SOUTH Galway farmers have warned they will oppose the next phase of the Atlantic Road Corridor to link Gort and Tuam unless the National Roads Authority carries out “the kind of scientific analysis required in that area”.
The corridor will eventually link Waterford in the South-East to Letterkenny in the North-West by dual carriageway. Work on the next stage of the road from Gort to Tuam is due to begin early next year but according to Galway man and national chairman of the Irish Farmers’ Association Flood Alleviation Team, Michael Silke, the NRA must take cognisance of an underground system of caverns which drains large areas of East Galway.
Mr Silke with other IFA members met with Minister for Transport Noel Dempsey when he was in South Galway on Friday, to officially open the Gort to Crusheen bypass, which forms part of the Atlantic Corridor.
“The NRA has not done the kind of scientific analysis that is required in that area. We are also saying to them that they need to properly address where the water is going to go from the roadways that they are going to construct,” Mr Silke told The Clare Champion.
He described the meeting as cordial, saying the Minister had agreed to organise a meeting between local landowners, the NRA, the OPW and Galway County Council.
“Hopefully we will have all these bodies in the one room to see if we can get progress on this issue. We are not against the road, we want to see it built but we want people’s livelihoods and lives taken into account,” he said, adding that the IFA made its point and “now the Minister has to deliver on his promise”.
“There is no question that there will be huge opposition to the building of this tract of road unless the issue of flooding is fundamentally addressed.
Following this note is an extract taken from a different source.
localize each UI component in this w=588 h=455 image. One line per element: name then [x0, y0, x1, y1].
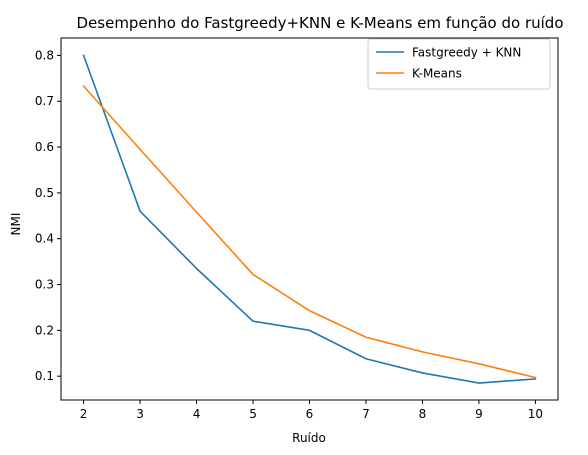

“The key issue we discussed with him [the Minister] on Friday was the next tract of roadway running between Gort and Athenry and its drainage where there is a cavern system underground draining large parts of East Galway. The proposal is to run a motorway over that cavern system. We are worried that, already, there is serious flooding there at the moment with a considerable number of houses flooded in the immediate area of the proposed road and we would be worried that any tampering with that underground system will have an adverse affect with regard to flooding. There is no question at all about that,” Mr Silke continued.
It is almost exactly a year since flooding in South Galway forced many people from their homes and left large areas of agricultural land water-logged. The majority of farmers in the area are involved in suckler farming with others involved in dairying.
“Virtually every farm in South Galway, especially around Kiltartan, Ardrahan and Gort is seriously flooded. There are 10 to 12 houses in these areas that have flooded over the last few years. If things aren’t done properly at this stage, we could have as many again flooded in the coming years and no one will take responsibility,” Mr Silke stated.
“In Kiltartan, a number of people have not gone back into their houses yet. The farmers have carried out a lot of reseeding of their pastures. The floods destroy the pasture and you have to plough it and reseed it. The flood hasn’t come back yet to the area but the waters are rising at an alarming rate,” he continued.
“Some have gotten compensation others have not but those who have got compensation can’t get insurance cover going forward, so if there is an event like this again, they will get nothing that is why we need to get something sorted to deal with the flooding issue,” he commented.
Mr Silke argued farmland is still unprotected and that “the Government’s only policy seems to be to take the water from urban areas and pump it out into rural areas. What they are doing is just shoving the problem down to other areas.”